História do Professor Pardal, publicada uma única vez em 1974.

A trama, a princípio, não tem nada de muito novo… o Pardal está inventando, e o Gavião está roubando. A graça da história está nos detalhes, a começar do exercício de imaginação que é a base para a coisa toda:

Se existe um disco, precisa haver um toca-discos. E se as pessoas acreditam em discos voadores, será que seria estapafúrdio demais aventar a hipótese da existência de toca-discos voadores?

Tocadiscos

Depois de trabalhar por três dias e noites seguidos numa encomenda da prefeitura o inventor pensa que está vendo coisas, até que percebe que seu ajudante também está vendo. Como máquinas não têm alucinações, O tal toca-discos está mesmo lá, ou será que está, mesmo?

Na verdade é tudo um golpe do ladrão de inventos para distrair o inventor do bem e se apoderar dos planos. Interessante é a parceria entre o vilão e Zé Ratinho, o ajudante do Dr. Estigma, um outro vilão da Classe dos Profissionais Sem Classe. Assim, temos uma espécie de equilíbrio de forças entre o bem e o mal.

Tocadiscos1

O grande mistério, como sempre, é saber qual é o invento que o Pardal estava desenhando, e para que serve. A grande surpresa e gargalhada finais também.

A Casa Maluca

Mais uma do Morcego Vermelho, de 1973, em antecipação ao 6° Mercado de Pulgas, que acontecerá este sábado, dia 17, em São Paulo.

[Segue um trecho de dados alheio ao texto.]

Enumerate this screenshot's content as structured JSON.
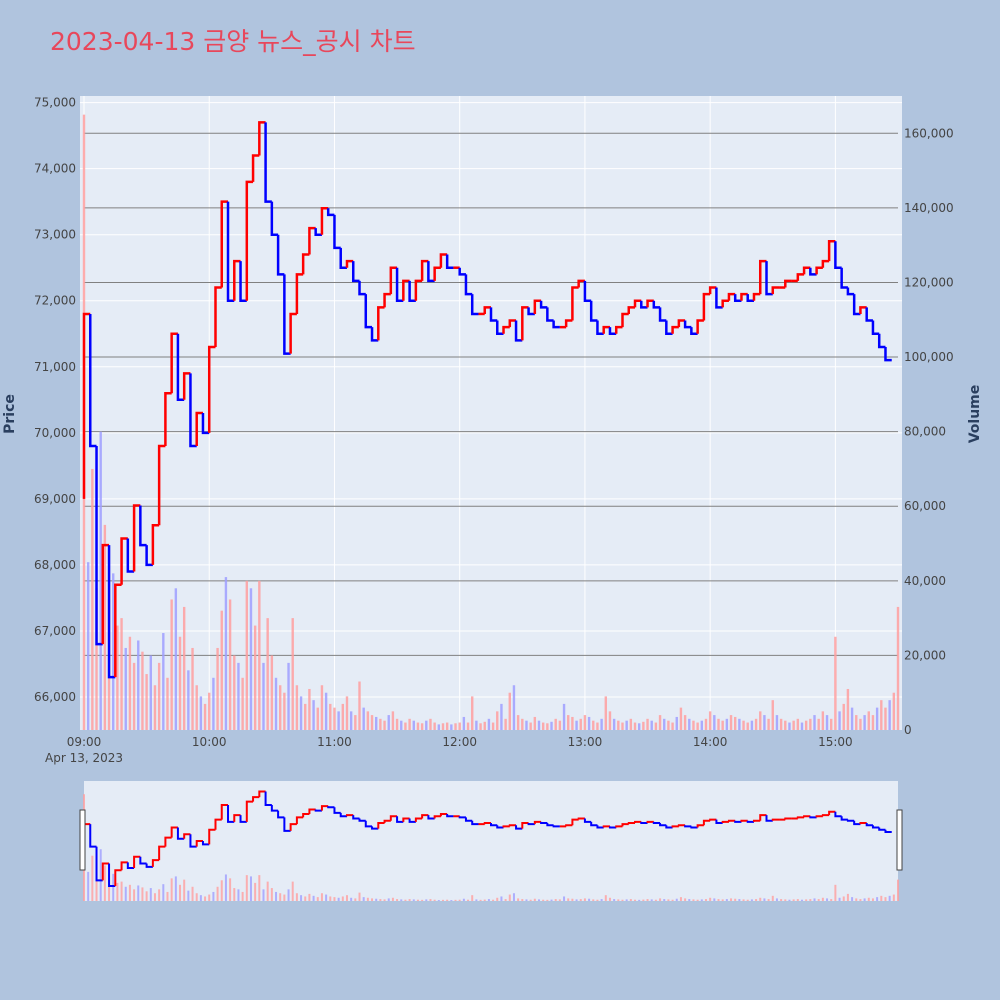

Nesta história vemos o “gêmeo mau” do Ratchinho, o mascote do Morcego vermelho. É o Zé Ratinho, cúmplice do Dr. Estigma.

MOV Ze Ratinho

A Casa Maluca é ao mesmo tempo o problema e a solução da trama. Uma, do mal, é feita pelo vilão para capturar o Morcego. Assim, nosso herói ficaria impedido de ajudar o Prof. Pardal, o outro alvo do gênio do mal.

Isso atrasa bastante o Morcego, que gasta um tempão se estrepando dentro da casa, para a diversão dos leitores.

MOV Casa Maluca

Quando ele finalmente consegue sair, descobrir de quem é a casa onde esteve preso, e ir atrás do Prof. Pardal para alertá-lo, a outra Casa Maluca, a do bem, inventada pelo gênio do bem para um parque de diversões, já “pegou” o bandido.

O final da história tem um gostinho de “doce vingança”, para o Morcego Vermelho.